Hey, I’m using ChatLiteLLMRouter with LangGraph. Token count is tracked correctly in LangSmith, but cost is never shown - for any model (OpenAI, Anthropic, Gemini).
I tried adding langsmith callback as described here:
import litellm
from langchain_litellm import ChatLiteLLMRouter
litellm.success_callback = ["langsmith"]
llm = ChatLiteLLMRouter( # then use `llm` in my graph
router=litellm_router,
model="heavy",
temperature=0,
streaming=True,
)
This does show tokens + cost, but creates separate traces for each LLM call - outside my graph trace. And it’s not even consistent - as you can see in the screenshot, the first separate trace (Gemini) shows no cost at all, while the rest (Anthropic) do:
I don’t want that. What I want is the standard LangSmith behaviour:
- Root graph run shows total tokens + total cost
- Drilling into the run shows per-step token/cost breakdown
Do I need to write custom callbacks to achieve this? Any tips how to do it? Is there a built-in way? Should I do smth like described here?
Thanks in advance!
hi @VettHor
the docs page you linked - “a. Set a usage_metadata field on the run’s metadata” - is the right mental model, but it’s only step 1 of the cost pipeline: run.set(usage_metadata=...) only delivers tokens (or, optionally, raw input_cost/output_cost), it doesn’t price anything by itself. LangSmith prices a run only when three things are present together - a usage_metadata block, the pair ls_provider + ls_model_name on the run, and a matching regex row in Settings → Workspace → Models (Cost tracking, Metadata reference).
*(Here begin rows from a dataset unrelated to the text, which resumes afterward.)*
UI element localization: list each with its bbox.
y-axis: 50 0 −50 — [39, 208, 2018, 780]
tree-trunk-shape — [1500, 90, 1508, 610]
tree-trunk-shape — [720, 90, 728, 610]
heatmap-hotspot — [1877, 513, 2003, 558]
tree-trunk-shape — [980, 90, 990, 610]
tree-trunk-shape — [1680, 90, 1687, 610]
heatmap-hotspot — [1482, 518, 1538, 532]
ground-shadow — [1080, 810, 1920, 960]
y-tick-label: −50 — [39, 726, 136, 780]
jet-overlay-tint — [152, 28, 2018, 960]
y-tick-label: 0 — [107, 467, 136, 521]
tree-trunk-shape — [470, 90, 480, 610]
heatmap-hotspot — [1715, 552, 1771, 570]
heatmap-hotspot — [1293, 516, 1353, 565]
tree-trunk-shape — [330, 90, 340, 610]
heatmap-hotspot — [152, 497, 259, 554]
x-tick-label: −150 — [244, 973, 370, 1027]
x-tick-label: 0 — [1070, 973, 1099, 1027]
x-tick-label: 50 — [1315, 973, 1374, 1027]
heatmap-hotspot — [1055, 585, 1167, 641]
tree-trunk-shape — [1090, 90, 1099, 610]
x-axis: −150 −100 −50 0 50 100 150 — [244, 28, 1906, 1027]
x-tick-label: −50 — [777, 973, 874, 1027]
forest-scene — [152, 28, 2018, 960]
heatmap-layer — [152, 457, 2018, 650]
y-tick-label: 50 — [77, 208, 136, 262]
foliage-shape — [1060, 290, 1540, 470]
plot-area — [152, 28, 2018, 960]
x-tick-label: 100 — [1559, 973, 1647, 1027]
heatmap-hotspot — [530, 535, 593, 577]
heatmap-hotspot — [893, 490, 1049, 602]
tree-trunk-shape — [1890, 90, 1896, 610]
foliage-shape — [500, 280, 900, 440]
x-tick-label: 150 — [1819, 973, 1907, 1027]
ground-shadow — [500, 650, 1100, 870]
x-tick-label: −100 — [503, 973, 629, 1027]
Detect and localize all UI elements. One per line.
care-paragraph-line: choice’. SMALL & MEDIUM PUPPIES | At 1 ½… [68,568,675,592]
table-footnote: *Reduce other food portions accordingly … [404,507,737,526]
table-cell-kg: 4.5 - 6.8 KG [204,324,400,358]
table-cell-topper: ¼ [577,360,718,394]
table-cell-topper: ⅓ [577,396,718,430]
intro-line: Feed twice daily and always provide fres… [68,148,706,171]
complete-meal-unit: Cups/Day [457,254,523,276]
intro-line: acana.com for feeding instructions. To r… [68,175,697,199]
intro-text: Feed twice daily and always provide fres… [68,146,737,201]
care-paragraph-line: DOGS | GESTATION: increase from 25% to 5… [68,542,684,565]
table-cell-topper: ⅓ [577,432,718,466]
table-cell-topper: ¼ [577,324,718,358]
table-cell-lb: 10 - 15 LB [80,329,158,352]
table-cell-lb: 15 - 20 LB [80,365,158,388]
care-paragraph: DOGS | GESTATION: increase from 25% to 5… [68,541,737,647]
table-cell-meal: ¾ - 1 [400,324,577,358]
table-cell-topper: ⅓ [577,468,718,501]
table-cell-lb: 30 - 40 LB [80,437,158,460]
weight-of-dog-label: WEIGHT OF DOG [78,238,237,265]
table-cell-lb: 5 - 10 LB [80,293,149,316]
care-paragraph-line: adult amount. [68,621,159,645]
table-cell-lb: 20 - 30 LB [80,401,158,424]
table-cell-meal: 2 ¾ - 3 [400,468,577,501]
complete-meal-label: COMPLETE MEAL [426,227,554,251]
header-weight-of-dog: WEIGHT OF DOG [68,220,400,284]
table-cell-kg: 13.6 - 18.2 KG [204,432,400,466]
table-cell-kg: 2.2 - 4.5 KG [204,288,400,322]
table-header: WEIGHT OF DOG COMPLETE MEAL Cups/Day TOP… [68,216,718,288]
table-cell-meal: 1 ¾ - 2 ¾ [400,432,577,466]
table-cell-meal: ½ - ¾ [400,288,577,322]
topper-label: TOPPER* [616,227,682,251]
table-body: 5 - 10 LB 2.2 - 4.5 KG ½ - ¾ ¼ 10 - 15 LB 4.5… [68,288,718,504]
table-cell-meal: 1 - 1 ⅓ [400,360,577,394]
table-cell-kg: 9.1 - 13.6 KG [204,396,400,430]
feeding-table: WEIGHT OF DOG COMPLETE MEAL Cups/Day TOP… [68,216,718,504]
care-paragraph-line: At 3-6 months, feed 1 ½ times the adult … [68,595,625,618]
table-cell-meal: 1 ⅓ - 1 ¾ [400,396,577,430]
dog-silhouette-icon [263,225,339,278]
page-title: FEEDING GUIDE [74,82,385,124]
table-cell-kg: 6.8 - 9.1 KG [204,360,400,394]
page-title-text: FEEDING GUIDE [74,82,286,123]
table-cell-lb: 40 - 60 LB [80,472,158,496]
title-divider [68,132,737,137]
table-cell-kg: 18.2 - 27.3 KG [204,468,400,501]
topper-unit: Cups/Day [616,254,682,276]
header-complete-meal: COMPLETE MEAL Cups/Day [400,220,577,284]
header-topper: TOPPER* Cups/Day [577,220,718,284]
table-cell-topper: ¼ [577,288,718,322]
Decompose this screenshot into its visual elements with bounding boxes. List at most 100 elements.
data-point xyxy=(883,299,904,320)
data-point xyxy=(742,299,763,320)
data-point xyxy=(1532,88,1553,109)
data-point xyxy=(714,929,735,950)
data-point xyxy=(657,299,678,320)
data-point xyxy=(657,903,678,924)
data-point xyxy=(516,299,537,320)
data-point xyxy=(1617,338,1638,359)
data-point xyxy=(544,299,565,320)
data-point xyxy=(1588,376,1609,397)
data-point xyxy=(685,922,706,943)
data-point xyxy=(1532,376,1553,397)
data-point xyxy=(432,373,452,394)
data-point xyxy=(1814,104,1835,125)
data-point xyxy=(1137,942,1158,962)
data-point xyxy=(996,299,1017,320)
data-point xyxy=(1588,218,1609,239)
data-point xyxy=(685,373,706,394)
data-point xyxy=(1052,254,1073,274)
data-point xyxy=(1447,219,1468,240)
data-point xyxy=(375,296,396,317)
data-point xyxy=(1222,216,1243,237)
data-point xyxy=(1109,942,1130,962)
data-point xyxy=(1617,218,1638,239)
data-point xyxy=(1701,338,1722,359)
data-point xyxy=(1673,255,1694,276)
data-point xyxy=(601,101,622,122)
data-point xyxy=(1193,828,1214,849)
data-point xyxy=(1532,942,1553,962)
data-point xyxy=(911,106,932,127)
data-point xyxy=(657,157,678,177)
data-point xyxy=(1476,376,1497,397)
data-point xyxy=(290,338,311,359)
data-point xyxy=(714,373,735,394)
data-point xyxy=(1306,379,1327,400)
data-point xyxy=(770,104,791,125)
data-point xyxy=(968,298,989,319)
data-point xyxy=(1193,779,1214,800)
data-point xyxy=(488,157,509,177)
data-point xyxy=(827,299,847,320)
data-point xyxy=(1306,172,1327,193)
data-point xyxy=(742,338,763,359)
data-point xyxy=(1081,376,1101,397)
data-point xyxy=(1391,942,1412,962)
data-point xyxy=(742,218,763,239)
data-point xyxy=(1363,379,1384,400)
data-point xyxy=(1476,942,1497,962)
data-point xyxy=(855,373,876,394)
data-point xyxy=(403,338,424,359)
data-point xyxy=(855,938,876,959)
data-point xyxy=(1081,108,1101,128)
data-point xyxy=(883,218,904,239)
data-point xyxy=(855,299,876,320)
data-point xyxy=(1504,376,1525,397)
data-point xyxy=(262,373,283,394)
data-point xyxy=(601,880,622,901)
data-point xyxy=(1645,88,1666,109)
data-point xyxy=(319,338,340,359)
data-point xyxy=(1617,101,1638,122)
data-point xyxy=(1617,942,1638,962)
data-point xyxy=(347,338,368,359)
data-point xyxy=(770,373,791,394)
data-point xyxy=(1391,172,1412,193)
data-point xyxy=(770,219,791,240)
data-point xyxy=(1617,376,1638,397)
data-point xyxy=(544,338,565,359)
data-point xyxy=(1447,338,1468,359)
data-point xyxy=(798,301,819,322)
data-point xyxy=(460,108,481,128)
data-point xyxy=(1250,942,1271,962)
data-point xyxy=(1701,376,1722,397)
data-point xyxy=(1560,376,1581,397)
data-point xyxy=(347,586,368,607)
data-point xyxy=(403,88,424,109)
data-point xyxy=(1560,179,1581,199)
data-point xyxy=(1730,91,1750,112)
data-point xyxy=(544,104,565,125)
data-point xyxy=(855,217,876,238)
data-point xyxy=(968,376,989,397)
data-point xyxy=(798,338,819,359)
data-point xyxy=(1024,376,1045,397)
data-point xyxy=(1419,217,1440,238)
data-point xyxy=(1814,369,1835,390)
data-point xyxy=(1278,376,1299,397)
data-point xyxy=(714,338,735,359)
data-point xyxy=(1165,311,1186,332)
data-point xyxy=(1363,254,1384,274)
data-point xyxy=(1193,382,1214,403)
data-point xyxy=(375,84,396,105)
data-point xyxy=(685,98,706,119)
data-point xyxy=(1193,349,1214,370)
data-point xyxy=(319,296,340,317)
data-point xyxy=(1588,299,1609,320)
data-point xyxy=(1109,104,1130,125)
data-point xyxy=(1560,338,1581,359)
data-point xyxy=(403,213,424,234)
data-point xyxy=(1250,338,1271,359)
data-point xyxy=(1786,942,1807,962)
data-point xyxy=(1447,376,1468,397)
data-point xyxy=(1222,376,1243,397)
ChatLiteLLMRouter never emits the ls_* pair (no _get_ls_params() override) and its response_metadata.model_name is the router group (e.g. "heavy"), not the model LiteLLM actually dispatched to - so LangSmith sees tokens with nothing to price them against, which is why cost is blank and why any occasional Anthropic figure is a misleading partial-match, not real tracking. The fix is to stop using litellm.success_callback = ["langsmith"] (it posts sibling traces outside your LangGraph tree) and instead apply that docs pattern from inside LangChain’s callback lifecycle: either (a) subclass the router and implement _get_ls_params() that reads the real model from LiteLLM’s response["model"] in _create_chat_result, then add matching pricing rows in the workspace; (a′) attach a BaseCallbackHandler whose on_llm_end patches the run’s metadata with ls_provider/ls_model_name - this is the direct LangGraph equivalent of the snippet on the page you linked; or (b) for non-linear pricing, compute the dollar amount with litellm.completion_cost() and write it onto the current run via get_current_run_tree().set(usage_metadata={"input_cost": ..., "output_cost": ...}) - all three keep everything inside one nested LangGraph trace with correct per-node cost aggregation.